Business leaders are undoubtedly influenced by their investors and shareholders. Aetna made the business case for investing in their employees by committing to reduced turnover costs. Unfortunately, for some investors, a firm’s employees are viewed as liabilities instead of assets.

This became clear when I spoke to Kevin Davis, co-founder of Rebound Technology, a Boulder-based start-up that is a part of a Hitachi Foundation initiative that supports entrepreneurs and helps connect them with investment capital. Kevin wants to build his refrigeration business with employees in mind, offering them market-rate wages and benefits. However, when Kevin meets with investors, he tells me he is hesitant to mention his vision for good jobs. He’s concerned this might scare off potential investors.

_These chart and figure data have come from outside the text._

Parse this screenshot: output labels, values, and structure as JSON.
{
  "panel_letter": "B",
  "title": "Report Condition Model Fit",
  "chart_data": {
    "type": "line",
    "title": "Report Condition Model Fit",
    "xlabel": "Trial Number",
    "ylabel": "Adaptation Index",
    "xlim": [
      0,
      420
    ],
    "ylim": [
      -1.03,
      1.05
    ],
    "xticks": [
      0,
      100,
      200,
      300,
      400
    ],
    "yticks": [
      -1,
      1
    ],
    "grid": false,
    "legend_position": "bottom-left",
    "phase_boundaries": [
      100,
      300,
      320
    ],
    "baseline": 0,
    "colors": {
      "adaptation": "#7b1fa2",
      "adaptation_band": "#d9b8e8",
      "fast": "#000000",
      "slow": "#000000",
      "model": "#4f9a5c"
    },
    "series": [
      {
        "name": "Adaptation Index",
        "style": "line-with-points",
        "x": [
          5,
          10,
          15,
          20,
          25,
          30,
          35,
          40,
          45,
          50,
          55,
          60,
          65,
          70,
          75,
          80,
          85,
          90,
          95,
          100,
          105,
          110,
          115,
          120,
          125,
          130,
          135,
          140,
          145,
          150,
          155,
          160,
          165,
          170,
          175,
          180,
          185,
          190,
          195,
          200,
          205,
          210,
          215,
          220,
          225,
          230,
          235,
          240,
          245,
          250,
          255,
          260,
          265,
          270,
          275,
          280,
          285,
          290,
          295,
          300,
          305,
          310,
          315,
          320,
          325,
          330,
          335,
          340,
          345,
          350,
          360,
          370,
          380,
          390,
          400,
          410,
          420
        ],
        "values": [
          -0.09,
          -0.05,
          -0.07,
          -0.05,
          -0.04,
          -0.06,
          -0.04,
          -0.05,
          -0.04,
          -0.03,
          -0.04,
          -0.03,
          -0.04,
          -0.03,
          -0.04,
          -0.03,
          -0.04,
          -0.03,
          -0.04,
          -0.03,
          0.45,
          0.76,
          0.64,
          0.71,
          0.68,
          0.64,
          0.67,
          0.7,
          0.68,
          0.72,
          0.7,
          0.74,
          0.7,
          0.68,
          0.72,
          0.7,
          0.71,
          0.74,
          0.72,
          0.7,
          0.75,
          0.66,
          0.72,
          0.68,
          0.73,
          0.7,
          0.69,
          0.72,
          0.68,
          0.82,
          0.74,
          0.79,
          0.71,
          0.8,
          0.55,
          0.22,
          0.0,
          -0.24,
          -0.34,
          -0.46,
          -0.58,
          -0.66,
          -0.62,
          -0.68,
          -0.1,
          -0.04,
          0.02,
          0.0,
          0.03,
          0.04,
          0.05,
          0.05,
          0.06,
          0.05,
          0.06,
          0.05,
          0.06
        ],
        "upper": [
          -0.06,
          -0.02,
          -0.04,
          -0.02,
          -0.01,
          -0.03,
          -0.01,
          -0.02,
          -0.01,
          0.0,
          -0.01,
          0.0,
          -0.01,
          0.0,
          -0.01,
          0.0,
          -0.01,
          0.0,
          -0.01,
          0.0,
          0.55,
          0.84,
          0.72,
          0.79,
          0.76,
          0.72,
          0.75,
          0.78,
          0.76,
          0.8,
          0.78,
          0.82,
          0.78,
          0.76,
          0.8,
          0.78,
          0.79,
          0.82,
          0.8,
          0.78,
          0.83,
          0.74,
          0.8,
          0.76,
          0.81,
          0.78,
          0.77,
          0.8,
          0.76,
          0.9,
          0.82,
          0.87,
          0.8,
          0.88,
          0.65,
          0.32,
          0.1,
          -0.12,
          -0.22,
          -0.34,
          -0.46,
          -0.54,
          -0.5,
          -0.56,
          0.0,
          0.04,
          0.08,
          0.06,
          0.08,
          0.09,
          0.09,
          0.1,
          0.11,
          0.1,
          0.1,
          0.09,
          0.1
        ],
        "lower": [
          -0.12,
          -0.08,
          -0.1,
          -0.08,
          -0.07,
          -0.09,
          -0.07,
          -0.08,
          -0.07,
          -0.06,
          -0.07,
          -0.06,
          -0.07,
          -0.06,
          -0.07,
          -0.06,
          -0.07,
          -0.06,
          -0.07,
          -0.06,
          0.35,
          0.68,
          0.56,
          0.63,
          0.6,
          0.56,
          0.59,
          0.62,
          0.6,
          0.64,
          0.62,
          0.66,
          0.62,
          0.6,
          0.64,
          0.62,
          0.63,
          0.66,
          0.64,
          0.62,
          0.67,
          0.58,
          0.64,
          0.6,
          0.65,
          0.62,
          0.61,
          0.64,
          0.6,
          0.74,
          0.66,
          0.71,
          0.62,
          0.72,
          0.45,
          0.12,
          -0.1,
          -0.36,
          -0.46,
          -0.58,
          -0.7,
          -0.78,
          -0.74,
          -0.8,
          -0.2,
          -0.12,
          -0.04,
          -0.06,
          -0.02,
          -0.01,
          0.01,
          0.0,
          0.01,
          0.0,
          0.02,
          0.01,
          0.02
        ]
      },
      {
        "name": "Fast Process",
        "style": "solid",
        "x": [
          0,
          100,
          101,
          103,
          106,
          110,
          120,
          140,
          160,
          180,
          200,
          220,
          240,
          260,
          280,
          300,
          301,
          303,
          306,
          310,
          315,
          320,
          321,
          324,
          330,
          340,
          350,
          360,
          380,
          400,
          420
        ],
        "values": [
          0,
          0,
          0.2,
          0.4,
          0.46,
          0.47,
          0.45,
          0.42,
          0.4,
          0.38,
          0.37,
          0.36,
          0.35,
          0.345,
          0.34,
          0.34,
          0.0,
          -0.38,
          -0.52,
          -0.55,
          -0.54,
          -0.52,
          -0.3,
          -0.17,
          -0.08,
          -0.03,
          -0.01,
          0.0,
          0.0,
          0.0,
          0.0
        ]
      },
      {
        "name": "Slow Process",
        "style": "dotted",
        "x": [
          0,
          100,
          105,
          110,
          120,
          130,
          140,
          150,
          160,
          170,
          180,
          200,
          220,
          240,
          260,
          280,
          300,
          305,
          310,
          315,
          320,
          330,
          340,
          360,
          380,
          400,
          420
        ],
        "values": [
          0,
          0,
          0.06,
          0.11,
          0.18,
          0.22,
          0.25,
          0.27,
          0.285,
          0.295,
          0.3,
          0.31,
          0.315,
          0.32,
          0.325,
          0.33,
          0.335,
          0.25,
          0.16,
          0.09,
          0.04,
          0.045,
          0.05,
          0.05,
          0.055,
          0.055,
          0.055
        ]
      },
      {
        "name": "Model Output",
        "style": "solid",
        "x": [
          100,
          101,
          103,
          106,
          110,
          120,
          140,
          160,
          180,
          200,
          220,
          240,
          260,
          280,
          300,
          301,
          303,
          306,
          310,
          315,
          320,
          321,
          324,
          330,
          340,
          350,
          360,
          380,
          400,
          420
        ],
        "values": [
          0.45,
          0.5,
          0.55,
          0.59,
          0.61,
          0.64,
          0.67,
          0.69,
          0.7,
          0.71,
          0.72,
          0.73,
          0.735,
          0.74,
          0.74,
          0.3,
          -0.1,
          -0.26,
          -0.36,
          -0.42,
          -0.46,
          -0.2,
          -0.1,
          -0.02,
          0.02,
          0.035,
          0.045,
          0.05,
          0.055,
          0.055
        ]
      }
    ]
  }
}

I understand his hesitation. Investors generally look for lean operations with low overhead and expenses. Lean often means paying employees below-market wages, not offering annual raises or benefits, and long work hours in exchange for some equity. This is usually not a good deal for employees unless the start-up becomes wildly successful.

People drive effective operations and businesses need to invest in workers with a focus on the bottom line. For start-ups, that means they need to take time to define their long-term vision for the company and how employees, and their associated skills, will contribute to that vision. Businesses then need to track and measure productivity gains and turnover costs when they conduct a cost-benefit analysis of the investment they made in their employees.

Despite a solid body of research and an array of business success stories, the notion still persists that an investment in people is an excess expense. There are funds, such as the Parnassus Endeavor Fund, that find companies out-perform competitors because of the investments they make in their workforce. Moreover, there are impact investors who want their money to achieve social and environmental returns in addition to economic returns, but they are outliers.

Business leaders should seek investors who align with their goals. Businesses need capital at every stage – from start-up through their decades of growth. There is a dating game between fund seekers and investors – and both should guard against a poor fit.

Aetna’s CEO Mark Bertolini took a bold stand by raising the wage floor to $16 an hour. Roughly 12 percent of the company’s U.S. workforce will directly benefit. In making this change, Bertolini made a larger point: these are the people that Aetna counts on to serve its customers. It is his belief that reducing turnover and improving the quality of customer engagement will yield significant returns on the estimated $14 million that these changes are expected to cost Aetna in 2015.

As a leader in the insurance industry, Aetna is deservedly making news. I can’t help but hope for the day when this is viewed not as breaking news, but as just plain good business.

Barbara Dyer is president & CEO of The Hitachi Foundation and senior lecturer at the MIT Sloan School of Management.